Bronze Sculpture of St. Norbert
of Xanten & Risen Christ
"Christians who regard themselves as big and strong and rich and even dear and good children of God, Christians who refuse to sit with their Master at the table of publicans and sinners, are not Christians at all, have still to become so, and need not be surprised if heaven is gray above them and their calling upon God sounds hollow and finds no hearing" (Barth 80)

"He is not a Christian and a member of God's people for his own sake or for that of the church but in order to be a light in the world!...A Christian concerned only about himself and the church and not also, in his personal and communal Christianity, strongly and totally concerned about the world too- the world that does not know God but is loved by him and reconciled with him in Jesus Christ- would be a contradiction in terms..." (Barth 195).

"Speaking about God's kingdom could only mean telling his story" (Barth 253).

Bell Tower
"Jesus Christ is the new thing. He is the mystery that cannot be imprisoned in any system of human conceptuality but can be revealed and known only in parables. He is God acting concretely within human history" (Barth 252).

"Aiming at God's kingdom, established on its coming and not on the status quo, [Christians] do not just look toward it but run toward it as fast as their feet will carry them." (Barth 263).

Notes

[1] One of my favorite courses taught by Dr. Christopher Hall. Also, 1517 was the year Martin Luther posted his 95 Theses, thus beginning what would come to be known as the Protestant Reformation.

[2] Grateful that one of my best friends gifted me with Richard Foster's, Devotional Classics, prior to my first day of classes. Still one of my favorite books!

[3] I am eager to learn more about St. Norbert of Xanten, who founded the Norbertine order in the 12th Century. The Norbertine community follows the Rule of St. Augustine and the charism of St. Norbert. The Daylesford Abbey professes a related mission, "to enrich the church by our Norbertine communio nourished by contemplation on God's Word, made visible in worship and service within the local church." Read more here.

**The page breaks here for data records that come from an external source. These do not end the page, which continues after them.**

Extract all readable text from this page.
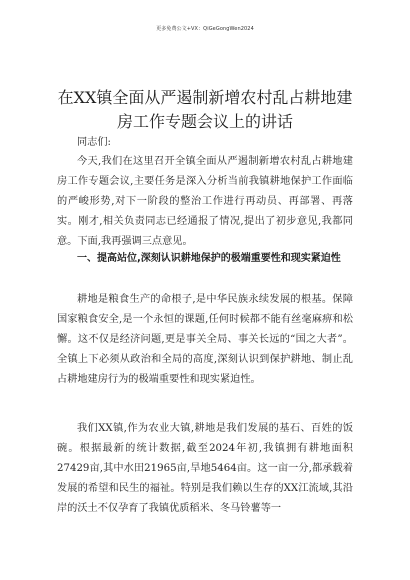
更多免费公文+VX：QiGeGongWen2024
在XX镇全面从严遏制新增农村乱占耕地建房工作专题会议上的讲话
同志们:
今天,我们在这里召开全镇全面从严遏制新增农村乱占耕地建房工作专题会议,主要任务是深入分析当前我镇耕地保护工作面临的严峻形势,对下一阶段的整治工作进行再动员、再部署、再落实。刚才,相关负责同志已经通报了情况,提出了初步意见,我都同意。下面,我再强调三点意见。
一、提高站位,深刻认识耕地保护的极端重要性和现实紧迫性
耕地是粮食生产的命根子,是中华民族永续发展的根基。保障国家粮食安全,是一个永恒的课题,任何时候都不能有丝毫麻痹和松懈。这不仅是经济问题,更是事关全局、事关长远的“国之大者”。全镇上下必须从政治和全局的高度,深刻认识到保护耕地、制止乱占耕地建房行为的极端重要性和现实紧迫性。
我们XX镇,作为农业大镇,耕地是我们发展的基石、百姓的饭碗。根据最新的统计数据,截至2024年初,我镇拥有耕地面积27429亩,其中水田21965亩,旱地5464亩。这一亩一分,都承载着发展的希望和民生的福祉。特别是我们赖以生存的XX江流域,其沿岸的沃土不仅孕育了我镇优质稻米、冬马铃薯等一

[4] A great song by Shane Barnard, "Received," says it very well, "Heard a rumor I guess/ but I wanna know who told me so/ Told me serving You replaced me knowing You!"

[5] This is the rational for my retreat hybrid of deep contemplation and prayer along with rich engagement with the theology of Barth and Lochman.

[6] The colloquy, i.e. dialogue and/or verbal exchange, is the prayer that, along with the "Our Father," concludes each Ignatian exercise.